The first-order low-pass filter can now be used to define a classification of generalized functions. In order for the filter to be applicable, and therefore for the classification to be feasible, the generalized functions must be locally integrable almost everywhere, but they do not have to be integrable on the whole domain. Observe, moreover, that we do not have to assume that the generalized functions which we start with in this argument were defined as $\rho\to 1$ limits of corresponding inner analytic functions. Therefore, given a generalized function $f(\theta)$ which is locally integrable almost everywhere on the unit circle, irrespective of whether or not it was defined as the $\rho\to 1$ limit of an inner analytic function, we say that it is a combed function if it is true that

$$f(\theta) = \lim_{\epsilon\to 0} f_{\epsilon}(\theta),$$ (5)

where this recovery of the original function from the $\epsilon \to 0$ limit of the filtered function holds everywhere. Otherwise we say that the generalized function is a ragged function. The results obtained in [9] and discussed in the previous section now imply that any continuous function is a combed function. We may consider adopting a corresponding complex definition, using the corresponding criterion for the inner analytic functions within the open unit disk. Therefore we may classify an inner analytic function as combed if it satisfies the condition that

$$w(z) = \lim_{\epsilon\to 0} w_{\epsilon}(z),$$ (6)

where the recovery of the original function from the $\epsilon \to 0$ limit of the filtered function holds everywhere within the open unit disk. However, we showed in the previous section that this is the case for all inner analytic functions. This means that every inner analytic function is combed within the open unit disk.

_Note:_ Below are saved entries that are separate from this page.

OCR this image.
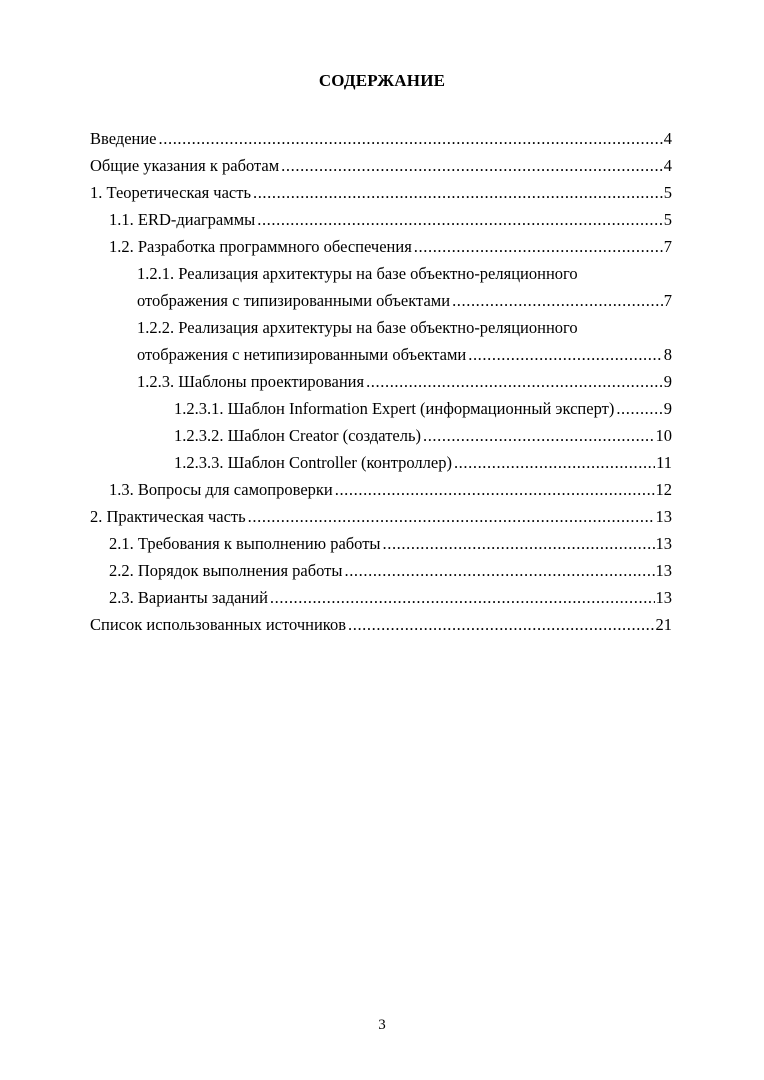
СОДЕРЖАНИЕ
Введение .....	4
Общие указания к работам .....	4
1. Теоретическая часть .....	5
1.1. ERD-диаграммы .....	5
1.2. Разработка программного обеспечения .....	7
1.2.1. Реализация архитектуры на базе объектно-реляционного
отображения с типизированными объектами .....	7
1.2.2. Реализация архитектуры на базе объектно-реляционного
отображения с нетипизированными объектами .....	8
1.2.3. Шаблоны проектирования .....	9
1.2.3.1. Шаблон Information Expert (информационный эксперт) .....	9
1.2.3.2. Шаблон Creator (создатель) .....	10
1.2.3.3. Шаблон Controller (контроллер) .....	11
1.3. Вопросы для самопроверки .....	12
2. Практическая часть .....	13
2.1. Требования к выполнению работы .....	13
2.2. Порядок выполнения работы .....	13
2.3. Варианты заданий .....	13
Список использованных источников .....	21
3
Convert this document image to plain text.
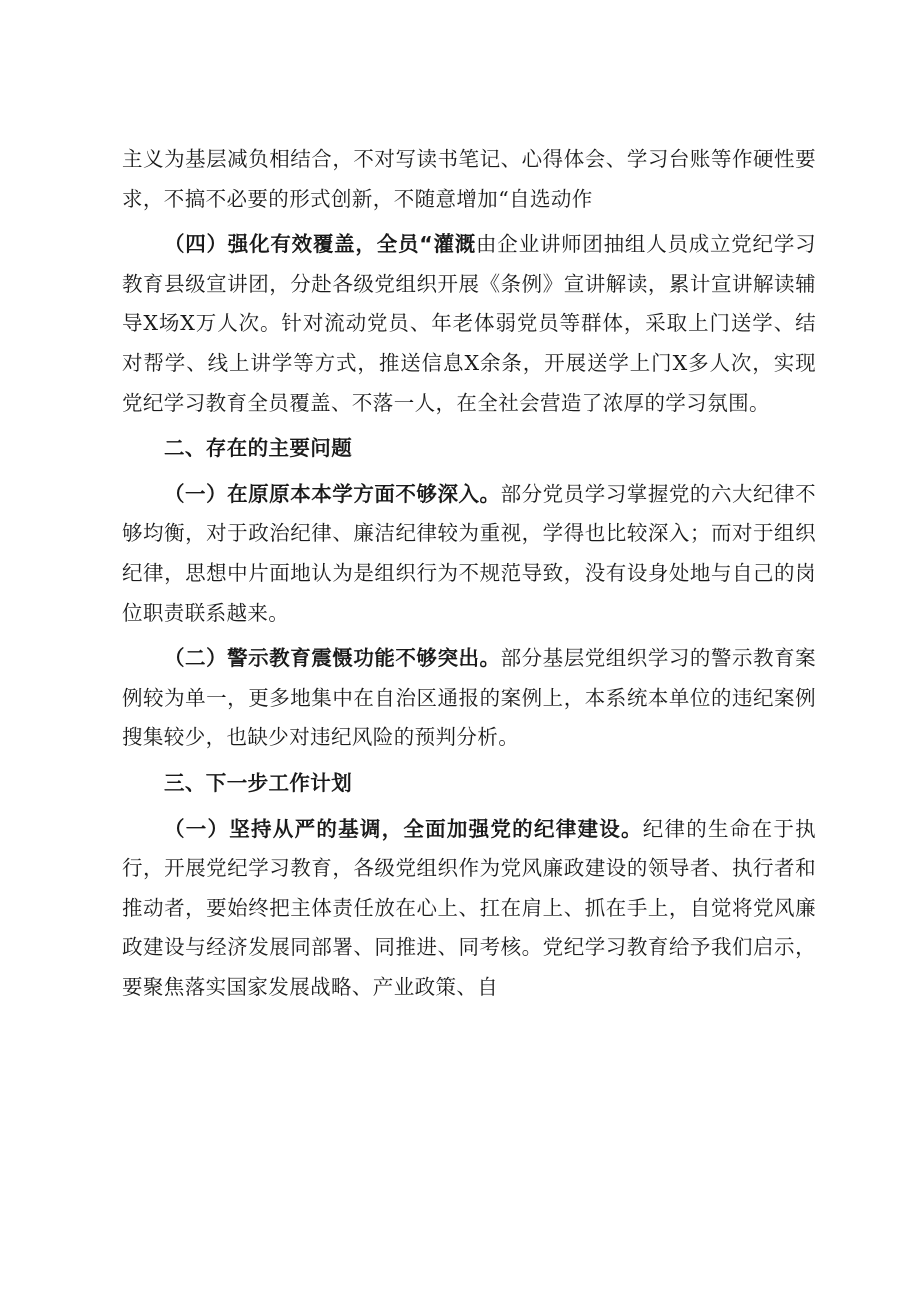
主义为基层减负相结合，不对写读书笔记、心得体会、学习台账等作硬性要求，不搞不必要的形式创新，不随意增加“自选动作

（四）强化有效覆盖，全员“灌溉由企业讲师团抽组人员成立党纪学习教育县级宣讲团，分赴各级党组织开展《条例》宣讲解读，累计宣讲解读辅导X场X万人次。针对流动党员、年老体弱党员等群体，采取上门送学、结对帮学、线上讲学等方式，推送信息X余条，开展送学上门X多人次，实现党纪学习教育全员覆盖、不落一人，在全社会营造了浓厚的学习氛围。

二、存在的主要问题

（一）在原原本本学方面不够深入。部分党员学习掌握党的六大纪律不够均衡，对于政治纪律、廉洁纪律较为重视，学得也比较深入；而对于组织纪律，思想中片面地认为是组织行为不规范导致，没有设身处地与自己的岗位职责联系越来。

（二）警示教育震慑功能不够突出。部分基层党组织学习的警示教育案例较为单一，更多地集中在自治区通报的案例上，本系统本单位的违纪案例搜集较少，也缺少对违纪风险的预判分析。

三、下一步工作计划

（一）坚持从严的基调，全面加强党的纪律建设。纪律的生命在于执行，开展党纪学习教育，各级党组织作为党风廉政建设的领导者、执行者和推动者，要始终把主体责任放在心上、扛在肩上、抓在手上，自觉将党风廉政建设与经济发展同部署、同推进、同考核。党纪学习教育给予我们启示，要聚焦落实国家发展战略、产业政策、自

Since the complex low-pass filter reduces to the real low-pass filter on the unit circle, it follows at once that all the generalized functions obtained as limits to the unit circle of the real parts of inner analytic functions within the open unit disk are combed functions, which we will refer to as ``combed generalized functions''. While this simply reproduces the previously obtained results [9] for the case of continuous real functions on the unit circle, it also means that the Dirac delta ``function'' is a combed generalized function, which is quite a remarkable fact. In this particular case it is not difficult to verify this fact directly, but from the same result expressed by Equation (6) it follows that this is also true for all the derivatives of the delta ``function'', of all orders, which is not so simple and immediately apparent a fact.

Here is a simple direct proof that the delta ``function'' is a combed generalized function. Consider a delta ``function'' $\delta(\theta-\theta_{0})$ centered at $\theta_{0}$. It is not difficult to verify by direct calculation that the real filter with parameter $\epsilon$, if applied to this generalized function, produces a unit-integral rectangular pulse of width $2\epsilon$ and height $1/(2\epsilon)$ centered at that same point. As one decreases $\epsilon$, the $\epsilon \to 0$ limit of this one-parameter family of rectangular pulses is one of the many ways commonly used as a definition of the delta ``function''. Therefore one recovers the delta ``function'' in the $\epsilon \to 0$ limit, thus showing that the delta ``function'' is a combed generalized function.

A similar argument can be constructed for the first derivative of the delta ``function'', in which one must use some of the properties of the delta ``function'' itself, and the fact that the derivative of the integration kernel $K_{\epsilon}\!\left(\theta-\theta'\right)$ contains a pair of delta ``functions''. However, in this case it is much simpler to establish that the derivative of the delta ``function'' is a combed generalized function by simply relying on the fact that it is the $\rho\to 1$ limit of an inner analytic function, as was shown in [5]. The same argument is valid, with equal ease, for all the derivatives of the delta ``function'', of arbitrarily high orders.

It is also easy to see by direct calculation that any function with a few isolated step-type discontinuities where the two lateral limits exist, and which is otherwise continuous, is a combed function, so long as at the points of discontinuity the function is defined as the average of the two lateral limits. Note that this is the value to which the Fourier series of the function converges, if that series is convergent at all. Once again, this result can be easily derived from the fact that functions such as the ones just described can be obtained as the $\rho\to 1$ limits of the real parts of the corresponding inner analytic functions.